Secondo informazioni trapelate e riportate dalla BBC, Soltani sarebbe stato condannato a morte dalle autorità iraniane. Il giovane sarebbe stato arrestato lo scorso giovedì nella città di Fardis, dopo aver preso parte alle proteste antigovernative. In seguito all’arresto, la famiglia sarebbe stata informata dell’esecuzione, che, secondo quanto riferito da fonti non ufficiali, sarebbe avvenuta proprio oggi.

Il blackout informativo imposto dal governo rende estremamente difficile verificare lo stato di detenzione del giovane e di altri manifestanti che potrebbero trovarsi in condizioni analoghe.

Nel diritto penale iraniano, uno dei capi d’accusa più frequentemente contestati ai manifestanti è quello di moharebeh (محاربه), traducibile come “inimicizia contro Dio”. Il reato è previsto dal Codice Penale Islamico e nasce all’interno della giurisprudenza sciita, dove il diritto non è mai del tutto separato dall’ideologia dello Stato.

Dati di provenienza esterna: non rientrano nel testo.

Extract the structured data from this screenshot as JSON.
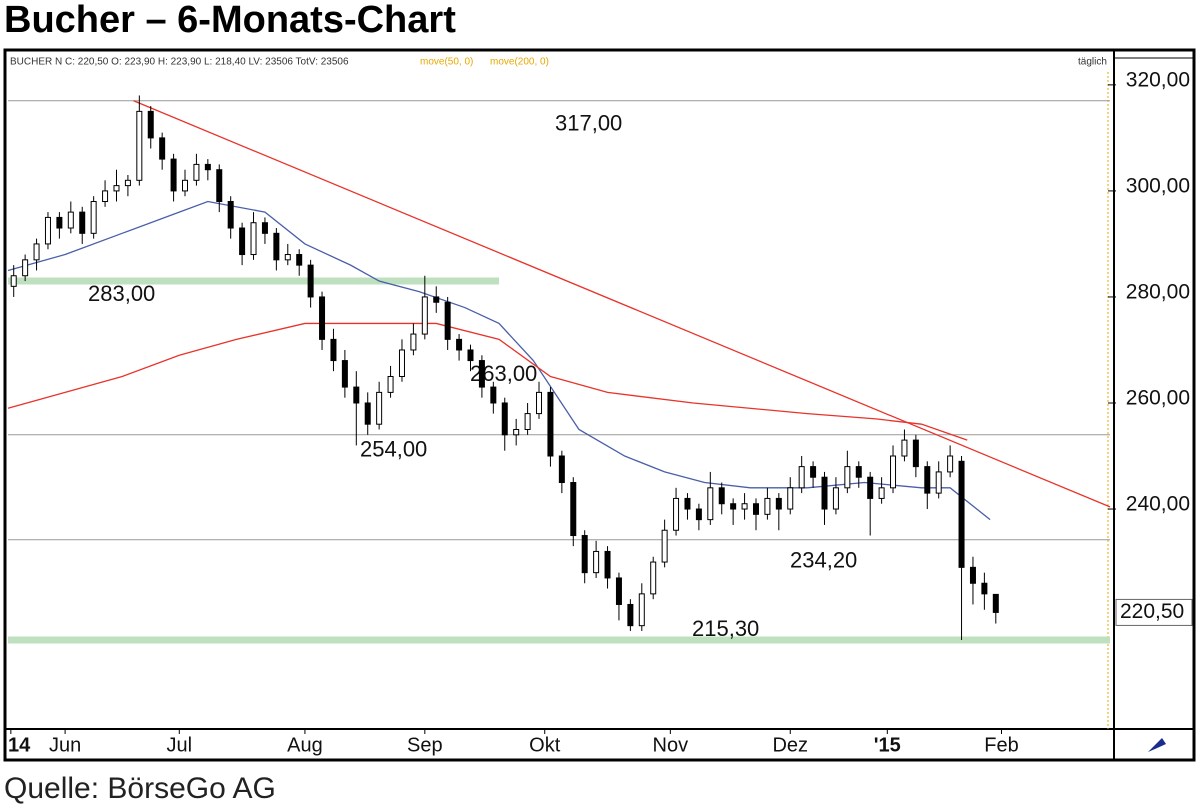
{
  "chart_data": {
    "type": "candlestick",
    "title": "Bucher  – 6-Monats-Chart",
    "info": "BUCHER N C: 220,50 O: 223,90 H: 223,90 L: 218,40 LV: 23506 TotV: 23506",
    "ma_labels": [
      "move(50, 0)",
      "move(200, 0)"
    ],
    "interval": "täglich",
    "source": "Quelle: BörseGo AG",
    "last_label": "220,50",
    "xlim": [
      0,
      193
    ],
    "ylim": [
      198.7,
      326.2
    ],
    "yticks": [
      {
        "value": 240,
        "label": "240,00"
      },
      {
        "value": 260,
        "label": "260,00"
      },
      {
        "value": 280,
        "label": "280,00"
      },
      {
        "value": 300,
        "label": "300,00"
      },
      {
        "value": 320,
        "label": "320,00"
      }
    ],
    "xticks": [
      {
        "value": 0.5,
        "label": "14"
      },
      {
        "value": 10,
        "label": "Jun"
      },
      {
        "value": 30,
        "label": "Jul"
      },
      {
        "value": 52,
        "label": "Aug"
      },
      {
        "value": 73,
        "label": "Sep"
      },
      {
        "value": 94,
        "label": "Okt"
      },
      {
        "value": 116,
        "label": "Nov"
      },
      {
        "value": 137,
        "label": "Dez"
      },
      {
        "value": 154,
        "label": "'15"
      },
      {
        "value": 174,
        "label": "Feb"
      }
    ],
    "x": [
      1,
      3,
      5,
      7,
      9,
      11,
      13,
      15,
      17,
      19,
      21,
      23,
      25,
      27,
      29,
      31,
      33,
      35,
      37,
      39,
      41,
      43,
      45,
      47,
      49,
      51,
      53,
      55,
      57,
      59,
      61,
      63,
      65,
      67,
      69,
      71,
      73,
      75,
      77,
      79,
      81,
      83,
      85,
      87,
      89,
      91,
      93,
      95,
      97,
      99,
      101,
      103,
      105,
      107,
      109,
      111,
      113,
      115,
      117,
      119,
      121,
      123,
      125,
      127,
      129,
      131,
      133,
      135,
      137,
      139,
      141,
      143,
      145,
      147,
      149,
      151,
      153,
      155,
      157,
      159,
      161,
      163,
      165,
      167,
      169,
      171,
      173
    ],
    "ohlc": [
      [
        282,
        286,
        280,
        284
      ],
      [
        284,
        288,
        283,
        287
      ],
      [
        287,
        291,
        285,
        290
      ],
      [
        290,
        296,
        289,
        295
      ],
      [
        295,
        296,
        291,
        293
      ],
      [
        293,
        298,
        292,
        296
      ],
      [
        296,
        297,
        290,
        292
      ],
      [
        292,
        299,
        291,
        298
      ],
      [
        298,
        302,
        297,
        300
      ],
      [
        300,
        304,
        298,
        301
      ],
      [
        301,
        303,
        299,
        302
      ],
      [
        302,
        318,
        301,
        315
      ],
      [
        315,
        316,
        308,
        310
      ],
      [
        310,
        311,
        304,
        306
      ],
      [
        306,
        307,
        298,
        300
      ],
      [
        300,
        304,
        299,
        302
      ],
      [
        302,
        307,
        301,
        305
      ],
      [
        305,
        306,
        302,
        304
      ],
      [
        304,
        305,
        296,
        298
      ],
      [
        298,
        299,
        291,
        293
      ],
      [
        293,
        294,
        286,
        288
      ],
      [
        288,
        296,
        287,
        294
      ],
      [
        294,
        295,
        290,
        292
      ],
      [
        292,
        293,
        285,
        287
      ],
      [
        287,
        290,
        286,
        288
      ],
      [
        288,
        289,
        284,
        286
      ],
      [
        286,
        287,
        278,
        280
      ],
      [
        280,
        281,
        270,
        272
      ],
      [
        272,
        274,
        266,
        268
      ],
      [
        268,
        270,
        261,
        263
      ],
      [
        263,
        266,
        252,
        260
      ],
      [
        260,
        262,
        254,
        256
      ],
      [
        256,
        264,
        255,
        262
      ],
      [
        262,
        267,
        261,
        265
      ],
      [
        265,
        272,
        264,
        270
      ],
      [
        270,
        275,
        269,
        273
      ],
      [
        273,
        284,
        272,
        280
      ],
      [
        280,
        282,
        277,
        279
      ],
      [
        279,
        280,
        270,
        272
      ],
      [
        272,
        273,
        268,
        270
      ],
      [
        270,
        271,
        266,
        268
      ],
      [
        268,
        269,
        261,
        263
      ],
      [
        263,
        264,
        258,
        260
      ],
      [
        260,
        261,
        251,
        254
      ],
      [
        254,
        257,
        252,
        255
      ],
      [
        255,
        260,
        254,
        258
      ],
      [
        258,
        264,
        257,
        262
      ],
      [
        262,
        263,
        248,
        250
      ],
      [
        250,
        251,
        243,
        245
      ],
      [
        245,
        246,
        233,
        235
      ],
      [
        235,
        236,
        226,
        228
      ],
      [
        228,
        234,
        227,
        232
      ],
      [
        232,
        233,
        225,
        227
      ],
      [
        227,
        228,
        219,
        222
      ],
      [
        222,
        223,
        217,
        218
      ],
      [
        218,
        226,
        217,
        224
      ],
      [
        224,
        231,
        223,
        230
      ],
      [
        230,
        238,
        229,
        236
      ],
      [
        236,
        244,
        235,
        242
      ],
      [
        242,
        243,
        238,
        240
      ],
      [
        240,
        241,
        236,
        238
      ],
      [
        238,
        247,
        237,
        244
      ],
      [
        244,
        245,
        239,
        241
      ],
      [
        241,
        242,
        237,
        240
      ],
      [
        240,
        243,
        238,
        241
      ],
      [
        241,
        242,
        236,
        239
      ],
      [
        239,
        244,
        238,
        242
      ],
      [
        242,
        243,
        236,
        240
      ],
      [
        240,
        246,
        239,
        244
      ],
      [
        244,
        250,
        243,
        248
      ],
      [
        248,
        249,
        244,
        246
      ],
      [
        246,
        247,
        237,
        240
      ],
      [
        240,
        246,
        239,
        244
      ],
      [
        244,
        251,
        243,
        248
      ],
      [
        248,
        249,
        244,
        246
      ],
      [
        246,
        247,
        235,
        242
      ],
      [
        242,
        246,
        241,
        244
      ],
      [
        244,
        252,
        243,
        250
      ],
      [
        250,
        255,
        249,
        253
      ],
      [
        253,
        254,
        246,
        248
      ],
      [
        248,
        249,
        240,
        243
      ],
      [
        243,
        249,
        242,
        247
      ],
      [
        247,
        252,
        246,
        250
      ],
      [
        249,
        250,
        215.3,
        229
      ],
      [
        229,
        231,
        222,
        226
      ],
      [
        226,
        228,
        221,
        224
      ],
      [
        223.9,
        223.9,
        218.4,
        220.5
      ]
    ],
    "lines": [
      {
        "color": "#4a5fa8",
        "x": [
          0,
          10,
          20,
          30,
          35,
          45,
          52,
          60,
          65,
          72,
          80,
          86,
          92,
          100,
          108,
          115,
          122,
          130,
          140,
          150,
          160,
          165,
          172
        ],
        "values": [
          285,
          288,
          292,
          296,
          298,
          296,
          290,
          286,
          283,
          281,
          278,
          275,
          268,
          255,
          250,
          247,
          245,
          244,
          244,
          245,
          244,
          244,
          238
        ]
      },
      {
        "color": "#e8332a",
        "x": [
          0,
          10,
          20,
          30,
          40,
          52,
          60,
          75,
          86,
          95,
          105,
          120,
          140,
          152,
          160,
          168
        ],
        "values": [
          259,
          262,
          265,
          269,
          272,
          275,
          275,
          275,
          272,
          265,
          262,
          260,
          258,
          257,
          256,
          253
        ]
      },
      {
        "color": "#e8332a",
        "x": [
          22,
          193
        ],
        "values": [
          317,
          240.4
        ]
      }
    ],
    "levels": [
      {
        "value": 317,
        "label": "317,00",
        "style": "line",
        "x": [
          0,
          193
        ]
      },
      {
        "value": 283,
        "label": "283,00",
        "style": "band",
        "x": [
          0,
          86
        ]
      },
      {
        "value": 254,
        "label": "254,00",
        "style": "line",
        "x": [
          0,
          193
        ]
      },
      {
        "value": 263,
        "label": "263,00",
        "style": "none",
        "x": [
          0,
          0
        ]
      },
      {
        "value": 234.2,
        "label": "234,20",
        "style": "line",
        "x": [
          0,
          193
        ]
      },
      {
        "value": 215.3,
        "label": "215,30",
        "style": "band",
        "x": [
          0,
          193
        ]
      }
    ]
  }
}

L’articolo 279 del Codice Penale Islamico definisce moharebeh la condotta di chi “impugna armi con l’intento di seminare paura e compromettere la sicurezza pubblica”. Nella pratica giudiziaria degli ultimi anni, tuttavia, questa definizione è stata progressivamente ampliata. L’uso delle armi non è più un requisito necessario: ciò che conta è la percezione della minaccia.

Ed è qui che il reato assume contorni difficilmente comprensibili per un osservatore occidentale. Le sanzioni previste per la moharebeh sono tra le più severe dell’intero ordinamento iraniano: la pena di morte, la crocifissione, l’amputazione incrociata di mani e piedi o l’esilio forzato.

Durante le più recenti ondate di protesta, l’accusa di moharebeh è stata contestata anche a manifestanti accusati di aver partecipato a cortei non autorizzati, di aver bloccato strade o infrastrutture, o di aver intrattenuto contatti, reali o presunti, con gruppi considerati ostili al regime. In questo quadro, il dissenso viene trattato come una minaccia alla sicurezza nazionale e, di conseguenza, come un crimine capitale.

Secondo quanto riportato da fonti giornalistiche internazionali, anche Erfan Soltani sarebbe stato accusato di moharebeh in relazione alla sua partecipazione alle proteste. Se confermata, l’accusa collocherebbe il suo caso all’interno di una prassi ormai consolidata, in cui il diritto penale diventa il canale attraverso cui la repressione politica assume una forma legale.

Accanto alla moharebeh, un’altra imputazione ricorrente è quella di efsad-e fel-arz (“corruzione sulla terra”), anch’essa punibile con la pena di morte. Questa fattispecie viene utilizzata per colpire comportamenti ritenuti capaci di minare l’ordine politico e morale della Repubblica Islamica, ampliando ulteriormente il potere discrezionale di chi vuole che questa terra sia soggetta ad un unico e solo potere, che non è quello di Dio per quanto imbrattato angosciamente in queste scritture liberticide.